In this article, we describe the applications of ensemble-based approaches, with or without enhanced sampling protocols, to predict relative binding free energies of inhibitors to wild-type and mutant proteins. These approaches have been shown to be accurate and precise with effective control of errors for a range of target proteins and ligands.[11] Two challenging cases are investigated in the current study: one is a protein mutation within the binding site, which induces a large conformational change within one of the inhibitors;[25] another is the protein mutations remote from the binding site which do not have significant impact on the stability of the protein yet have an influence on inhibitor binding.[16]

The calculation of free energy changes caused by local mutations can benefit from enhanced sampling techniques such as REST2. The correct conformations are sampled in TIES-λ-REST2 simulations for the inhibitor AZD4547: while only one comformation is sampled for the inhibitor complexed with wild-type FGFR3, two conformations emerge when the gatekeeper residue is mutated from valine to methionine (V555M). Without enhanced sampling, the inhibitor remains trapped in its initial conformations, making the predicted free energy changes either overestimated or underestimated. TIES-λ-REST2, on the other hand, correctly predicts the free energy changes regardless of what initial conformation is used. As in our previous work,[11] the free energy estimator, MBAR, only offers a marginal improvement in the precisions of predictions but does not affect their accuracy.
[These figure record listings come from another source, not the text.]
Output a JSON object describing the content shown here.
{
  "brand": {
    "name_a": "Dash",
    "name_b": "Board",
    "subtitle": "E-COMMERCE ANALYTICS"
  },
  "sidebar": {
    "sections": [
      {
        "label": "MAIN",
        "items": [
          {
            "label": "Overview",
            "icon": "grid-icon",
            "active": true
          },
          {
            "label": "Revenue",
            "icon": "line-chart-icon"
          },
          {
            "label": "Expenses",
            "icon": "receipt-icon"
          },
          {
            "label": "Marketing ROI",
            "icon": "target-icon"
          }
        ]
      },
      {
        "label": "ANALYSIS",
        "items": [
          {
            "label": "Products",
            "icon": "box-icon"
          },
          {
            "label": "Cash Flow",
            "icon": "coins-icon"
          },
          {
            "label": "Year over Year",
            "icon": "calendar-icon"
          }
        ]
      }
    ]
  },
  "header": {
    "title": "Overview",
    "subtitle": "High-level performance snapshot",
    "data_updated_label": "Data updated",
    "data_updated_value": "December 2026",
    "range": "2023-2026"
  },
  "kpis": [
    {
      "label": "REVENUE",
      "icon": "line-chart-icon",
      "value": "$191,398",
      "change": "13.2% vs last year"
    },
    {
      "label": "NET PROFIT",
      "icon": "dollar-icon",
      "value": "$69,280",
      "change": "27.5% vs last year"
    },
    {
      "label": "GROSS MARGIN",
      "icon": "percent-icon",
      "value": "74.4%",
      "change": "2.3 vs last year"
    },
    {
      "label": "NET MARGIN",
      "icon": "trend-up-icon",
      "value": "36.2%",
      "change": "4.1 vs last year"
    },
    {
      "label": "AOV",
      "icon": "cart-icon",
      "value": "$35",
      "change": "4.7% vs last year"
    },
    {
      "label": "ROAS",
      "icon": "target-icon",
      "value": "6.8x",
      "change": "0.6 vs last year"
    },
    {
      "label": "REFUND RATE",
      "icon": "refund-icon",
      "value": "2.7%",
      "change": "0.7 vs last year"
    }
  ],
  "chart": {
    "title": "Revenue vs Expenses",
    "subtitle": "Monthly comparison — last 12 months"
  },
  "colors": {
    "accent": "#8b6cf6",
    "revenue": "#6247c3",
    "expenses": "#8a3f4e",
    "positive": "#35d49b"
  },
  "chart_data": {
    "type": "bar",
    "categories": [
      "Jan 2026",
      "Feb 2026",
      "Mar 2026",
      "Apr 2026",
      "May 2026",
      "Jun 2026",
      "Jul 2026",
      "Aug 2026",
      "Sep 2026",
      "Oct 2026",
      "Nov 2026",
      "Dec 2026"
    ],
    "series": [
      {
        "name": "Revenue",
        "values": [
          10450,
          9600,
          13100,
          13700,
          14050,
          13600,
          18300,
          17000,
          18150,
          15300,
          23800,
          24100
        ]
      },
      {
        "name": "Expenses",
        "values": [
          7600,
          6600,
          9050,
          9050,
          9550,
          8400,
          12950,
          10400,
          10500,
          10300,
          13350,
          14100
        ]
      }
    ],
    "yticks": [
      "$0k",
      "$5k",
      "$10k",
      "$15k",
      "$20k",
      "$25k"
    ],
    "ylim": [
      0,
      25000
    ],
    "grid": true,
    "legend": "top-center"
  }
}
For local mutations, the choice of a “hot” region is important in determining the efficiency and convergence of the free-energy calculations in simulations with REST2 approach. If the region is too small, the functionally relevant conformational space may not be explored sufficiently; while if it is too large, the system may drift away from those conformations leading to deteriorated predictions. Therefore, one requires some preliminary knowledge of the topological and physical properties of the protein–ligand systems for selection of an appropriate REST2 region. We do not question the utility of classical atomistic MD as a predictive tool for biomolecular systems, as many studies have proven the predictive ability of the method, including our two collaborative studies with pharmaceutical companies,[12,13] which were performed, initially blind, to investigate the binding affinities of compounds to protein targets. Our current study serves as a caution against the blind application of enhanced sampling approaches.

For remote mutations, however, the TIES-λ-REST2 approach does not generally improve the binding free-energy predictions. This is not surprising given that the mutations are far away from the bound inhibitors and affect the binding through an allosteric mechanism. Allostery involves conformational changes on length and/or time scales that are greater than standard atomistic molecular simulations can access. They only sample local conformational changes on a nanosecond time scale, which are not affected by remote mutations.